We have also experienced Nvidia's growth, witnessing Nvidia's step-by-step progression from a gaming GPU giant to an AI chip leader, and then to a full-stack layout across AI hardware and software. Nvidia's ambition is strong, iterating rapidly at the forefront of AI technology waves.
From programmable shading GPUs, CUDA accelerated computing, to the introduction of Nvidia Omniverse and generative AI NIM microservices, to promoting the development of 3D modeling, robot simulation, and digital twin technologies, it also means the arrival of a new round of AI industry innovation.

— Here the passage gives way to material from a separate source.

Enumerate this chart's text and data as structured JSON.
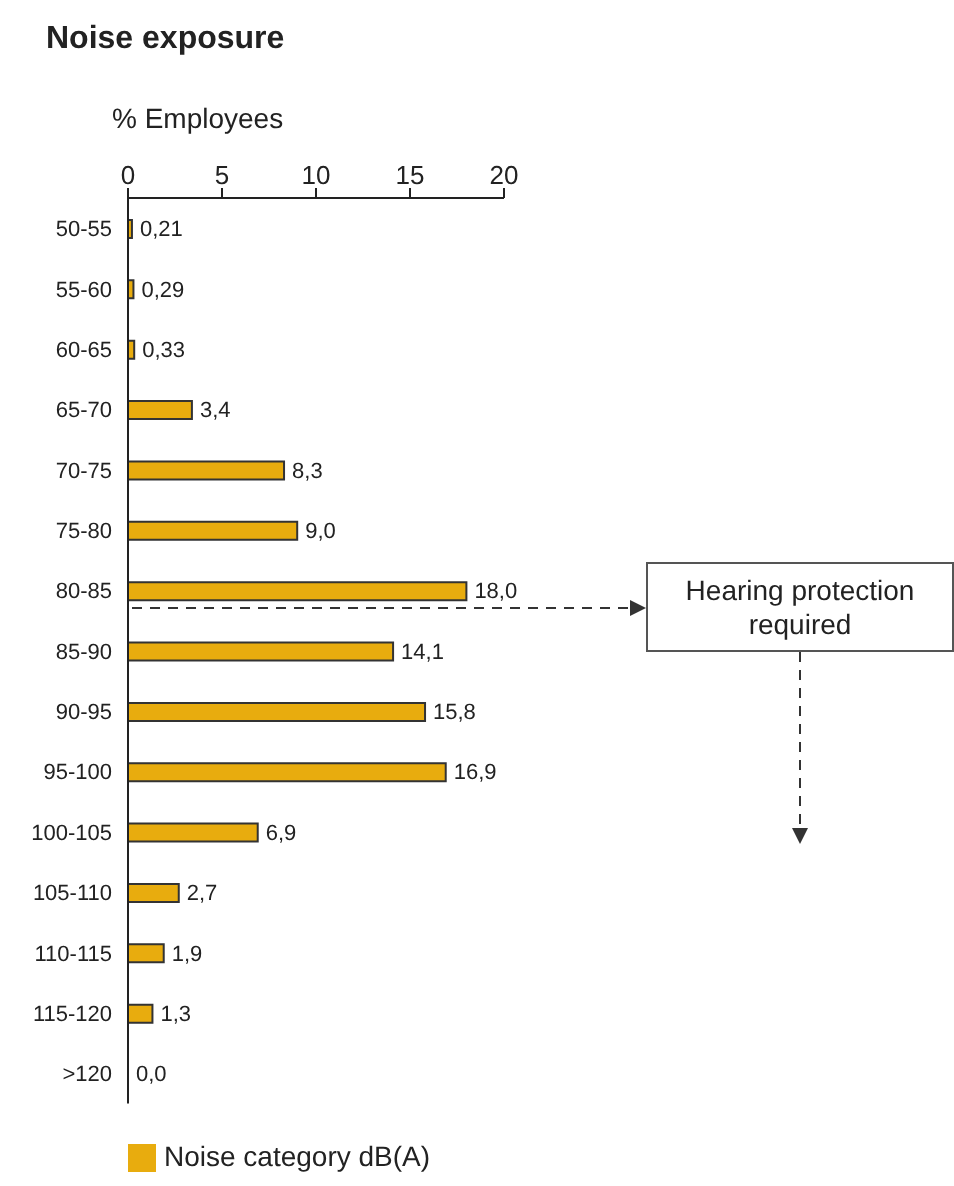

However, as large companies have more resources, including funds, technology, and manpower, they can adopt and implement advanced technologies such as Nvidia NIM faster. Small and medium-sized enterprises, due to limited resources, may find it difficult to keep up with the pace of technological development. In addition to the differences in talent and technical levels, will this lead to more technological inequality in the future?
The ideal AI in human minds is to help humans liberate their hands and labor, bringing a world of higher productivity to humans. But when productivity and means of production are controlled by a few people, will it trigger a deeper crisis? These are all questions we need to think about.